OSF Saint Anthony Medical Center is a hospital located in Rockford, Illinois, USA. The medical center is part of the OSF Healthcare System.

==History==
On July 1, 1899, six of the Sisters of the Third Order of St. Francis moved to Rockford at the request of the citizens to open a hospital. The order had previously moved to America from Prussia in 1875, when Otto von Bismarck banned religious orders from the country.
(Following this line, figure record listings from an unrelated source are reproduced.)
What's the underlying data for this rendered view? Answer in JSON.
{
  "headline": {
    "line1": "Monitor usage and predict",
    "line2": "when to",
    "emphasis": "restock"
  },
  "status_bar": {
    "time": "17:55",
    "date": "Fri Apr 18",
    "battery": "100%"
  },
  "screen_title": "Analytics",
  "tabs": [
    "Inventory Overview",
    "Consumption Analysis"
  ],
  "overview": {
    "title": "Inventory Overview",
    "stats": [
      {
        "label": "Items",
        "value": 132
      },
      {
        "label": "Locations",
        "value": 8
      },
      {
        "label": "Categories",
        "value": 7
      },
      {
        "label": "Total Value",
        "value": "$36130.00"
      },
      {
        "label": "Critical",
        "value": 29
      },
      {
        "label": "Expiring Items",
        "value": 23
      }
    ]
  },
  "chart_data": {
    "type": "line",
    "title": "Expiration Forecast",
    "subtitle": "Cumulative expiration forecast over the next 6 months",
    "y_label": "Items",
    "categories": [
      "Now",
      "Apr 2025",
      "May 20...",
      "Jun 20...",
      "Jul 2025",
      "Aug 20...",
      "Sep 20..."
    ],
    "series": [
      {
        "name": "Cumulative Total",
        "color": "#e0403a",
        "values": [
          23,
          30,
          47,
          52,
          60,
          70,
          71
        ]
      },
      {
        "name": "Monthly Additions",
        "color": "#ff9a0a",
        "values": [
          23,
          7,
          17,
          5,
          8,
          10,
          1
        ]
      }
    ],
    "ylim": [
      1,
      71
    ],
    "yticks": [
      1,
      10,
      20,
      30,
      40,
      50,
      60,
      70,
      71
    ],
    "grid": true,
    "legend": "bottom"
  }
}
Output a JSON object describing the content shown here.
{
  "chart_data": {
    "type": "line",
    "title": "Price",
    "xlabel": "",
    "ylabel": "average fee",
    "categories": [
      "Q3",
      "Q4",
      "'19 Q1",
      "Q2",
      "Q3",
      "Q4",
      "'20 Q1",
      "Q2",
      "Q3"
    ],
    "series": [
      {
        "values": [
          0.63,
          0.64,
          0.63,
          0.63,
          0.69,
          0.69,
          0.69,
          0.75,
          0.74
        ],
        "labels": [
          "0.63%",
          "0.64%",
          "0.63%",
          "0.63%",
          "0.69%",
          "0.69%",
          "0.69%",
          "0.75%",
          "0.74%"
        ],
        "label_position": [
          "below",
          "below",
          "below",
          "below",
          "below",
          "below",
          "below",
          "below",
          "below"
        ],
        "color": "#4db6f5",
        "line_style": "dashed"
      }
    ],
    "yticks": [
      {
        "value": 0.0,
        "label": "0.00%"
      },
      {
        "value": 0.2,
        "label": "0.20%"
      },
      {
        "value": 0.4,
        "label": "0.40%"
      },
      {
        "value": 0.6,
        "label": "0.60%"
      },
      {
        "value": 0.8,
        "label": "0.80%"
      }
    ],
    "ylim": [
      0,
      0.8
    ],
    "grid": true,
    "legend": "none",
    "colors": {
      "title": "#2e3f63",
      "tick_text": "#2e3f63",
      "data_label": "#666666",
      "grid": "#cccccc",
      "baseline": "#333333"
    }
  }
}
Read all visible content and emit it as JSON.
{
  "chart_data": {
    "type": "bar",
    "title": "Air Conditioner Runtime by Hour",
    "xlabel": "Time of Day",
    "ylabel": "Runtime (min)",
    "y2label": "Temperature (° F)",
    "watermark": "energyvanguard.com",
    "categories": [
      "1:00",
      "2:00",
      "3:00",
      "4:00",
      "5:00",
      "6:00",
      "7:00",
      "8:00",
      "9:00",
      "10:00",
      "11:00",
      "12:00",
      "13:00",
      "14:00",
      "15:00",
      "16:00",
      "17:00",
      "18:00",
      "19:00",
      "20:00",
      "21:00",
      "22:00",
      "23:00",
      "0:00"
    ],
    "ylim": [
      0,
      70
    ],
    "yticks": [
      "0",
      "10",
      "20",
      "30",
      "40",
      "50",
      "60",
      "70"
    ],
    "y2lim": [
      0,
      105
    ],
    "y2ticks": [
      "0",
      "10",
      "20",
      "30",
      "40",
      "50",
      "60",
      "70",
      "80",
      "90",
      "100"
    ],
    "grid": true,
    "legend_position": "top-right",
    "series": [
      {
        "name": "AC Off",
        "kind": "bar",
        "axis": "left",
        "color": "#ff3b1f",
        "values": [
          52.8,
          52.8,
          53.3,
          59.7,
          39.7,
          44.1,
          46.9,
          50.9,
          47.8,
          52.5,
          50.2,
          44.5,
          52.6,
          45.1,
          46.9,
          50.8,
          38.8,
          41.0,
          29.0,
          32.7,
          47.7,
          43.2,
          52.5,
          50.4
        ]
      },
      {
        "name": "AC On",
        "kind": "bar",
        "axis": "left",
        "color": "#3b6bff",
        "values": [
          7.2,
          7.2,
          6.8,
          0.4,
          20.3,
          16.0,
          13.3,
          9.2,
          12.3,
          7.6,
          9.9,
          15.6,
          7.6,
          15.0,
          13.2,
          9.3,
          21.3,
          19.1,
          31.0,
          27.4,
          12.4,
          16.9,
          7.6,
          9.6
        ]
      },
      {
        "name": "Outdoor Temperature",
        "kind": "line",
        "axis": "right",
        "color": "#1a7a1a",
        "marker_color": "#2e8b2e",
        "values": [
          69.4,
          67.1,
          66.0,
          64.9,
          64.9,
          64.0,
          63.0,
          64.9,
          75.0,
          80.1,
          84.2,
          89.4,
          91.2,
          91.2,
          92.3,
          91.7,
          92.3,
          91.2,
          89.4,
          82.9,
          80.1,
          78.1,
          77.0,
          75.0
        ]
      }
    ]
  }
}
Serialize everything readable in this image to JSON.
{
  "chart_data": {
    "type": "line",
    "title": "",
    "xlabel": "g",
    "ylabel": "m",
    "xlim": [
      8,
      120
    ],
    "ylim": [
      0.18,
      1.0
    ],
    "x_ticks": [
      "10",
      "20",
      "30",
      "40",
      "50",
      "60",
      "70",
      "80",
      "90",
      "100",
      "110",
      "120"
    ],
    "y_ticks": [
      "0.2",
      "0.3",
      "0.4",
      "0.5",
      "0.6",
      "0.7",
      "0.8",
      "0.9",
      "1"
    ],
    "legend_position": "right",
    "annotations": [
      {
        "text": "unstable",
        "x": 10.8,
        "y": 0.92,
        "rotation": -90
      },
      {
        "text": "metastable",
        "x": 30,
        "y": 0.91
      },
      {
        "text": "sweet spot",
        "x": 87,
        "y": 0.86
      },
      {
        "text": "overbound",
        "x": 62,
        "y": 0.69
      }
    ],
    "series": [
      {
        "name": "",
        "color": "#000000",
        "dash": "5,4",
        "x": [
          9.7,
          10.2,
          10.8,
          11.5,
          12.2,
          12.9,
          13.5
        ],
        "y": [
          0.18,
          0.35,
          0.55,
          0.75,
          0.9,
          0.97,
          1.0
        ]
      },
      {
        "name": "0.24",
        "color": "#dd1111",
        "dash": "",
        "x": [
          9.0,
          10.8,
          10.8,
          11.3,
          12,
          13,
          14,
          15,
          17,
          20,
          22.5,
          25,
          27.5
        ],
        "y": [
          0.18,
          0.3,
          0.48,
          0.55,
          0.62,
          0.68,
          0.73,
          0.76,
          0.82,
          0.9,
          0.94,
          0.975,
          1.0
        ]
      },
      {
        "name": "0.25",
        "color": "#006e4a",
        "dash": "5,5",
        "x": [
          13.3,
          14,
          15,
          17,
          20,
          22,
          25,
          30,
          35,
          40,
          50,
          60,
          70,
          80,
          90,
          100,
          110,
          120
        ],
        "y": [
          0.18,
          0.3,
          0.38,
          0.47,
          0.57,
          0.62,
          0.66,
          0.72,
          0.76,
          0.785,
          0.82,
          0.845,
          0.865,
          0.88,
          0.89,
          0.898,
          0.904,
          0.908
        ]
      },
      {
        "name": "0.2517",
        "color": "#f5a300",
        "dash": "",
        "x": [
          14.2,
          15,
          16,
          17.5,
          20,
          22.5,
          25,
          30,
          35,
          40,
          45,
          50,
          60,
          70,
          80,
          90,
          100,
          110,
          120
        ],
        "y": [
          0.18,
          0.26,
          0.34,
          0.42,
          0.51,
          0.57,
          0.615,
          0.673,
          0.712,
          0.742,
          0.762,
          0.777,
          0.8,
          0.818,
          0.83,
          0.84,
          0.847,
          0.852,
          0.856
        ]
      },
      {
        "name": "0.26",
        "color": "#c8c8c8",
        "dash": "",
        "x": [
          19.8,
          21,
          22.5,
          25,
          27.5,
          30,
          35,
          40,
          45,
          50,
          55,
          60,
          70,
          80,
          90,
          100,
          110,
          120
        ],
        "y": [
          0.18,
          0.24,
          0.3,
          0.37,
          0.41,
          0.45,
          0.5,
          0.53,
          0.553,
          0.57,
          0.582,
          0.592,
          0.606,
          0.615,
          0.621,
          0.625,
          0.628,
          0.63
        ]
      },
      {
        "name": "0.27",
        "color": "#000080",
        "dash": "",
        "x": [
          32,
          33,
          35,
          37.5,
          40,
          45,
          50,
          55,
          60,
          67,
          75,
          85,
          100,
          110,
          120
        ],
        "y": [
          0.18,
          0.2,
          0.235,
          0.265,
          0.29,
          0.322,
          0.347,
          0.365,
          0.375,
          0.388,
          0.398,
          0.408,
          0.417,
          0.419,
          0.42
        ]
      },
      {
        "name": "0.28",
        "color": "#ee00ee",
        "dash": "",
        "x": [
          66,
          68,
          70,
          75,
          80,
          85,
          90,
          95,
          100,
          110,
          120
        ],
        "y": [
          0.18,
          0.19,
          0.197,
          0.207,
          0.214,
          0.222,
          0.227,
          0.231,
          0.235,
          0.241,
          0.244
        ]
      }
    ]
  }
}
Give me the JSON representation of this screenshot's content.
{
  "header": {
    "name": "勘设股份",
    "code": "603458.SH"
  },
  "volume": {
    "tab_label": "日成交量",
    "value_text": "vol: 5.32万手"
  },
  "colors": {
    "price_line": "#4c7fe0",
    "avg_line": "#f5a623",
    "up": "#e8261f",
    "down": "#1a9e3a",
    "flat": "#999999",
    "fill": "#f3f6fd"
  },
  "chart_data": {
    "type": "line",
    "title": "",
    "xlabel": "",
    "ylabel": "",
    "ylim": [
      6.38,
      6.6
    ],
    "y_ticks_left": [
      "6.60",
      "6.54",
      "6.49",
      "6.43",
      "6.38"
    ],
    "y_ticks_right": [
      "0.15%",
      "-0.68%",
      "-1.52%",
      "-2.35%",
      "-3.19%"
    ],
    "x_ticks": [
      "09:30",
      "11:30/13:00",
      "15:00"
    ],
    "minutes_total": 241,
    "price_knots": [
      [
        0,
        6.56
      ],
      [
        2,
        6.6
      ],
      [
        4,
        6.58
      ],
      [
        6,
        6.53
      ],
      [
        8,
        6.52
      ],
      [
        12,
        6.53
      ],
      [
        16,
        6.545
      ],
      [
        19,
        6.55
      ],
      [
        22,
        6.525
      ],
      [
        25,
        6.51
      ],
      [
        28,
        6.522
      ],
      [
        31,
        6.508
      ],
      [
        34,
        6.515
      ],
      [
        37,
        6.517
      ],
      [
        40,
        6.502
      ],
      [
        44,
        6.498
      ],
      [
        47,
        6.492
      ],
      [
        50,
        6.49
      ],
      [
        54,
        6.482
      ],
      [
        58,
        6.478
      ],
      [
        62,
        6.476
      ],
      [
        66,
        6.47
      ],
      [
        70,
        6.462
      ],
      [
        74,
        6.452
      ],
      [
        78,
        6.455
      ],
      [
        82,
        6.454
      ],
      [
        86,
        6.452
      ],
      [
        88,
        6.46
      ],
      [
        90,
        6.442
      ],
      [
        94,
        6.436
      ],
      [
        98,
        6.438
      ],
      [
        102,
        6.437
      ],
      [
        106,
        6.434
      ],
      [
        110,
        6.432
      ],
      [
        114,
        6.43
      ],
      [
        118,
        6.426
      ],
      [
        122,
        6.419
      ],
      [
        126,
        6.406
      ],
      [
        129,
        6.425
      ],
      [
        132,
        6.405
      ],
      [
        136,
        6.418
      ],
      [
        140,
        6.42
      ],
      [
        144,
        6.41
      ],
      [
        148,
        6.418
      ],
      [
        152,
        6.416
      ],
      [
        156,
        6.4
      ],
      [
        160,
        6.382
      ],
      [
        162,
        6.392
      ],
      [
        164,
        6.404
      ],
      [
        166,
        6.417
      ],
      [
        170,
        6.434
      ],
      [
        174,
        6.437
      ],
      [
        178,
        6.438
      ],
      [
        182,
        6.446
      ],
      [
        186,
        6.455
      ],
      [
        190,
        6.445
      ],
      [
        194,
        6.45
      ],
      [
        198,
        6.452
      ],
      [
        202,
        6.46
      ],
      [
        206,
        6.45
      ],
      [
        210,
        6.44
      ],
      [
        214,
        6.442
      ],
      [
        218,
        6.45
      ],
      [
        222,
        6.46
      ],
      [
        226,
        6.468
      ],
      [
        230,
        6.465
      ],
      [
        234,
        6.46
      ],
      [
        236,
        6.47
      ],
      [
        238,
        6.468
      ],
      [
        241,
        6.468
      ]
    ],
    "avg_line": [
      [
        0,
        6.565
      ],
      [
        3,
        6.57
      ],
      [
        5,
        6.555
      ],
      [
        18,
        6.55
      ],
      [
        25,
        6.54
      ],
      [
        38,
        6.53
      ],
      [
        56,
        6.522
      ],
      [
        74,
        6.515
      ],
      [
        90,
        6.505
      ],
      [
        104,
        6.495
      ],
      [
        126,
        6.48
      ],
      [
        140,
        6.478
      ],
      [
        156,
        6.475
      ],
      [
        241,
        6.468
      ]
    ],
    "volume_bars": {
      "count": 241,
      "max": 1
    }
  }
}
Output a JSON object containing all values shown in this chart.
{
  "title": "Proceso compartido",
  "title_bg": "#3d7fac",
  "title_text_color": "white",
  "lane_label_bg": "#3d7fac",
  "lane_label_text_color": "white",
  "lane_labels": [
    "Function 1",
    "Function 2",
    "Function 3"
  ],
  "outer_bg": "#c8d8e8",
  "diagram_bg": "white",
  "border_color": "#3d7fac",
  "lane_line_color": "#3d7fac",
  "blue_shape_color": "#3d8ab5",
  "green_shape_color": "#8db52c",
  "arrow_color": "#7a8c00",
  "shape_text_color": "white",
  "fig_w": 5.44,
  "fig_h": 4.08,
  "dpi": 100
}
With the help of the real estate agent William Crotty, the sisters were able to purchase a house on the corner of East State St. and Summit St. Community members donated the supplies and furniture for the first hospital.

==Services==
OSF Saint Anthony Medical Center operates a Level I trauma center. OSF Saint Anthony Medical Center has the only trauma center verified by the American College of Surgeons in Illinois outside of the Chicago metropolitan area. The emergency department has 17 rooms with a total of 24 beds. Since 1981, the Lifeline Emergency Helicopter Service has been based at Saint Anthony. The medical center also operates Rockford Cardiovascular Associates. The Illinois Neurosciences Institute is located at the medical center. OSF SAMC surgeons perform 60% of open heart surgery cases in Rockford, making OSF SAMC the community leader in open heart surgery.

==Awards==
In 2005, the American Nurses Credentialing Center awarded OSF the center "Magnet" status, the highest national recognition of nursing excellence that a hospital can receive.